Assuming you have not changed the defaults and your programs run then there
is no reason to change.
You will not make the system faster just able to run more programs without
running out of memory.
If performance is an issue and it is caused by use of the swap file the only
cure is more RAM.
 
how do I change my swap file's size. what is the recommended size for best
performance when matched with 2 gigs of physical ram?

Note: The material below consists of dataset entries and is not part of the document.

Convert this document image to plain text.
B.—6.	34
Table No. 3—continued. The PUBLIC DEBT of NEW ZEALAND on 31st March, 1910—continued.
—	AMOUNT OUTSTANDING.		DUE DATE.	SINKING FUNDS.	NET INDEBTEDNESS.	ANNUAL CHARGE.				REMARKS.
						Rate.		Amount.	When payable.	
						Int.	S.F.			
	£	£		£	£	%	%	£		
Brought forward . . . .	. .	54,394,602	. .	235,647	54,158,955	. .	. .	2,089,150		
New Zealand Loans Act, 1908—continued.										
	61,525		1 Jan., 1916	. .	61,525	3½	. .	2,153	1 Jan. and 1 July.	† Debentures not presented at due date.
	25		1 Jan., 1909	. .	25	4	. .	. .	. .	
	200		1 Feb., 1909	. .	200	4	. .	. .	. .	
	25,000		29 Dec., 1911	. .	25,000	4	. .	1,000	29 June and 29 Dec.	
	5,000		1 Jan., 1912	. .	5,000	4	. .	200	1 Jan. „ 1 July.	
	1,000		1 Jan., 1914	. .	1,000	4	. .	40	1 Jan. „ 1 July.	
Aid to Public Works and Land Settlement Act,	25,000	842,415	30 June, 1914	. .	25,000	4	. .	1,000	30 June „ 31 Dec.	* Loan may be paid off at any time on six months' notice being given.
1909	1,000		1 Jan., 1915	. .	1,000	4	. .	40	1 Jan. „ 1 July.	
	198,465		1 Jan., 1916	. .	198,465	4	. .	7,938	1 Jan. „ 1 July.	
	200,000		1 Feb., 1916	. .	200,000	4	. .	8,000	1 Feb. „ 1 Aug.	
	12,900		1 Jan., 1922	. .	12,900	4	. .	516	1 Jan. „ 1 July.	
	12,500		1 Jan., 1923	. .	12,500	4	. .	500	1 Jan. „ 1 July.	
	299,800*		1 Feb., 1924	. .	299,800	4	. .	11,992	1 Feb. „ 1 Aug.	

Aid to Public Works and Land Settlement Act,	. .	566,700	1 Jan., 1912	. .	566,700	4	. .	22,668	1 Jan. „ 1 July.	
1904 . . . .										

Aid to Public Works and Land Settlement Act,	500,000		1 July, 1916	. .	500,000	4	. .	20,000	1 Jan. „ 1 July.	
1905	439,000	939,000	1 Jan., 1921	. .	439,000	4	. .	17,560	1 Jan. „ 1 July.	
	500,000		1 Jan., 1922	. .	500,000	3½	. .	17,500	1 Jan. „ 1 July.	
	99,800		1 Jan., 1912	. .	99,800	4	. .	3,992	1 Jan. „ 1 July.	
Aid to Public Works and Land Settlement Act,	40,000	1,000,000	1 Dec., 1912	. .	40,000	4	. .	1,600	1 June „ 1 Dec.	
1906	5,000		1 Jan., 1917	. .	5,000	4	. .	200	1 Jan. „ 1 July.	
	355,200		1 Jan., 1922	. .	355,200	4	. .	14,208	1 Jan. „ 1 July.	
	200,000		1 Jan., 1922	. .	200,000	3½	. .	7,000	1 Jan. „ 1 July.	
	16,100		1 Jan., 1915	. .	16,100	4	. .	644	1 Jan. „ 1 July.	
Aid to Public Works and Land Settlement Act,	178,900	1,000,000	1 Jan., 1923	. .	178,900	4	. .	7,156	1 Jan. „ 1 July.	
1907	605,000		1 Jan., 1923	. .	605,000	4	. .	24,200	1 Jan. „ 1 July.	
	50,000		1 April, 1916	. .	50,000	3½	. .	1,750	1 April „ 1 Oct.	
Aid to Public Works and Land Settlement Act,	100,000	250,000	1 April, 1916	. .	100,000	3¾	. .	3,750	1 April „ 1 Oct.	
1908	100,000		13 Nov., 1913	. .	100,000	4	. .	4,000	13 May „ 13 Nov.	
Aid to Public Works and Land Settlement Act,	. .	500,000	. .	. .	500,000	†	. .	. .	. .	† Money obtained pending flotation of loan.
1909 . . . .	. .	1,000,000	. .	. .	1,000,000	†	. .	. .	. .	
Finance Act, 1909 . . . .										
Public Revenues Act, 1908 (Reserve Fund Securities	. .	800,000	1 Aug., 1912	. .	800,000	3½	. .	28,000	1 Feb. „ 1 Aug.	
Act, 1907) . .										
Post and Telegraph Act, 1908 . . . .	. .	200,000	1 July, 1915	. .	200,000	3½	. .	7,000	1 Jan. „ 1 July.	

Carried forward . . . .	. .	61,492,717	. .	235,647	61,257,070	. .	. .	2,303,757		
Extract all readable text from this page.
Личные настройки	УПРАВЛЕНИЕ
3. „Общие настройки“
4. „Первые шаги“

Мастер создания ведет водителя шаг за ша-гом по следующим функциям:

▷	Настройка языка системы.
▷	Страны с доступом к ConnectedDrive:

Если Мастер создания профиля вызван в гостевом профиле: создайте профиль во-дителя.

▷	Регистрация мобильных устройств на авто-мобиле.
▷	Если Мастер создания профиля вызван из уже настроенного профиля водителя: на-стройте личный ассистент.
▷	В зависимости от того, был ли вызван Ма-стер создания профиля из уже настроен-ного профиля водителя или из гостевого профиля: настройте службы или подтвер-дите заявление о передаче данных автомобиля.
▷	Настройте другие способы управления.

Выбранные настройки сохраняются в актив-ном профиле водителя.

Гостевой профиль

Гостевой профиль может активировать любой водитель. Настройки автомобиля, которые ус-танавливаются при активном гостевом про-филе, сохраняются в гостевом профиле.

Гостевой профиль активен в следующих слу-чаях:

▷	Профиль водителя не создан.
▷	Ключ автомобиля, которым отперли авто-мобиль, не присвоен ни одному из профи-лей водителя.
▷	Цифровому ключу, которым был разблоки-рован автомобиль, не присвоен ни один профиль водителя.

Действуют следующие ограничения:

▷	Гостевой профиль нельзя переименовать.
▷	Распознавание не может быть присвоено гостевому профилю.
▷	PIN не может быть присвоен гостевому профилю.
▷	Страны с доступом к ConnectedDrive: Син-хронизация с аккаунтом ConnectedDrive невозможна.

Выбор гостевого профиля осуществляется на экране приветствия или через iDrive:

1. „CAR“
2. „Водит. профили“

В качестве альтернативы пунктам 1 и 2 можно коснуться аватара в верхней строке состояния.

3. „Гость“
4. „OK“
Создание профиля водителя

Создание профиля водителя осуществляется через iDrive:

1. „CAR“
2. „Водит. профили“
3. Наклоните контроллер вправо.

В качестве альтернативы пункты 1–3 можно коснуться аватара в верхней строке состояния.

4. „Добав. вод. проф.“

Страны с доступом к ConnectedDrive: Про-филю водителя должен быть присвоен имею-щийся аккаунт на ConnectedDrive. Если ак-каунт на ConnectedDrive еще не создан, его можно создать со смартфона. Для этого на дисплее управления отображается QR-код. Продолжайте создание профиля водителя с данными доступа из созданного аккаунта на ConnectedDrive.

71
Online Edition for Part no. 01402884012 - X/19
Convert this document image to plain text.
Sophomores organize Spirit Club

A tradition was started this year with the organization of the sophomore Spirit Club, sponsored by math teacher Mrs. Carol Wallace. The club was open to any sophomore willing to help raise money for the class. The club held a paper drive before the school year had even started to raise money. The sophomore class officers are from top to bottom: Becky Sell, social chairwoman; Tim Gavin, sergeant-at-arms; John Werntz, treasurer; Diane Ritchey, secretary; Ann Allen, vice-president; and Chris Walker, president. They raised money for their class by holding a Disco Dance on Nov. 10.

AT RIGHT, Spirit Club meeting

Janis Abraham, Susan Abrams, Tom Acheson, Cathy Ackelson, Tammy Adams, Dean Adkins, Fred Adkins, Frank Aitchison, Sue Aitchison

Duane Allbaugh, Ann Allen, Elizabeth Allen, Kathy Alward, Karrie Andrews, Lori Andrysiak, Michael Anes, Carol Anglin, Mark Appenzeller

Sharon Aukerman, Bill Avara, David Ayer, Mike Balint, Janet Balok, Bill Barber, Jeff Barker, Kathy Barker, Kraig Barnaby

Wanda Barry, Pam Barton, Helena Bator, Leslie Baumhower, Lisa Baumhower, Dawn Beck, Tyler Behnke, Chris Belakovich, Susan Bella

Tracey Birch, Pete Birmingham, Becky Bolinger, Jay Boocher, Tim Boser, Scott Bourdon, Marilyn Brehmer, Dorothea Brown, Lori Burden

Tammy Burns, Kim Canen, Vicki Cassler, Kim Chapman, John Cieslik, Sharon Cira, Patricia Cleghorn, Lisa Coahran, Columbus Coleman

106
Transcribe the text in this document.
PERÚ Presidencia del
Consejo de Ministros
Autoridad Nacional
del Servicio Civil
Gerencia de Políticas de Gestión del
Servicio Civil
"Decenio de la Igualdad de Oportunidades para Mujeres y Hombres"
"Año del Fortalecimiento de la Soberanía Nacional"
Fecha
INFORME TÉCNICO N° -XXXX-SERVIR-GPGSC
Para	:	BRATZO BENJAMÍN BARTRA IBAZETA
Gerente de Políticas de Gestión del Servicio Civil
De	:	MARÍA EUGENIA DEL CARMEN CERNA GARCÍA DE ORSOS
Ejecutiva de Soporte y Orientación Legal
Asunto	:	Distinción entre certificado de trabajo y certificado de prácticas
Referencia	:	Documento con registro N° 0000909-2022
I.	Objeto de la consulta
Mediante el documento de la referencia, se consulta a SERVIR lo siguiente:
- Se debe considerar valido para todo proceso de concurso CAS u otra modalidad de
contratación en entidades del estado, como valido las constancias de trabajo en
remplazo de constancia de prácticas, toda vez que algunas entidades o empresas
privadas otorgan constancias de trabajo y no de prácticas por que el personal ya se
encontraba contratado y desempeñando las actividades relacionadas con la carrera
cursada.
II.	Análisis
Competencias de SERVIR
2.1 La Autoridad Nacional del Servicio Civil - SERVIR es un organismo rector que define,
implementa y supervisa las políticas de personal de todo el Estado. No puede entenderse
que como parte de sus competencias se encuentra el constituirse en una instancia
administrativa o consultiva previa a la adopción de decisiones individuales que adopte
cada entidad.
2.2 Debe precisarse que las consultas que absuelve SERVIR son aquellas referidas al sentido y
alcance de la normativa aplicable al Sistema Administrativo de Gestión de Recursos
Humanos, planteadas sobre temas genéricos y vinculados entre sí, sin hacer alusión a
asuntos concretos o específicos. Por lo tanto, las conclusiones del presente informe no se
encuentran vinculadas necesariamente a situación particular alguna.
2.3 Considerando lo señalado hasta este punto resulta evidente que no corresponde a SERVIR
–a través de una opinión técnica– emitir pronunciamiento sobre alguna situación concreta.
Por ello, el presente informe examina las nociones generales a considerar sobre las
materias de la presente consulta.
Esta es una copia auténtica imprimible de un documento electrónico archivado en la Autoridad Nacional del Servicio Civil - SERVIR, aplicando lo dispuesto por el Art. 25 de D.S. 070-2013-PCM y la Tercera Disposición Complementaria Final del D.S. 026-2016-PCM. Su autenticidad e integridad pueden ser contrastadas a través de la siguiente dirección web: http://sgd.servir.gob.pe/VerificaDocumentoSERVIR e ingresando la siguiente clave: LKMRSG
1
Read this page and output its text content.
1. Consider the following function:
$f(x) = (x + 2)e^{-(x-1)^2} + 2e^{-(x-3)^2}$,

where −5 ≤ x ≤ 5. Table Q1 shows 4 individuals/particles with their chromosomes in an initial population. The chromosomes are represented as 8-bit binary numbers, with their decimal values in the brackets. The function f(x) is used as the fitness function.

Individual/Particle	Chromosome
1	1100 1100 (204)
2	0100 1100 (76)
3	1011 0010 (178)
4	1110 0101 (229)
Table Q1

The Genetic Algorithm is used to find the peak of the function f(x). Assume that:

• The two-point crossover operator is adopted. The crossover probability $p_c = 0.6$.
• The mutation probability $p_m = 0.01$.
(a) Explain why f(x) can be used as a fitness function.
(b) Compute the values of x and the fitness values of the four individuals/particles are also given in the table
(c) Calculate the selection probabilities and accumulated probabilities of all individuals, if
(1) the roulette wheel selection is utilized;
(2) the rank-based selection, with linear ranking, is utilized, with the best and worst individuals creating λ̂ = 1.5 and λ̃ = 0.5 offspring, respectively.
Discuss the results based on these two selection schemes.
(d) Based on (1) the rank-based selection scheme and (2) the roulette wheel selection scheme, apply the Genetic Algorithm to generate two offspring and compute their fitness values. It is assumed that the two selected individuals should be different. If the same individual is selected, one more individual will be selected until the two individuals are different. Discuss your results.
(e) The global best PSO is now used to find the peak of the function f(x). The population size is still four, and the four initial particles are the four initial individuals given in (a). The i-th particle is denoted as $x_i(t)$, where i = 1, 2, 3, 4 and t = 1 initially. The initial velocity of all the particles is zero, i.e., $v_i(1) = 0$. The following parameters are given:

How much swap file you need depends on what apps you run and which of
them run simultaneously. It's not as simple as some factor of how much
RAM you have. The more RAM you have, the less you need swap file
(except for dumps) and the more you run at once, the more you need
swap file.

You can usually save some disk space by reducing the swap file minimum
below the Windows default, but in these days of cheap hard drives, the
value of what you can save is tiny. So it's usually best for most
people to leave the Windows defaults in place.
 
Thanks everybody. Great info,
guitardude

Ken Blake said:
How much swap file you need depends on what apps you run and which of
them run simultaneously. It's not as simple as some factor of how much
RAM you have. The more RAM you have, the less you need swap file
(except for dumps) and the more you run at once, the more you need
swap file.

You can usually save some disk space by reducing the swap file minimum
below the Windows default, but in these days of cheap hard drives, the
value of what you can save is tiny. So it's usually best for most
people to leave the Windows defaults in place.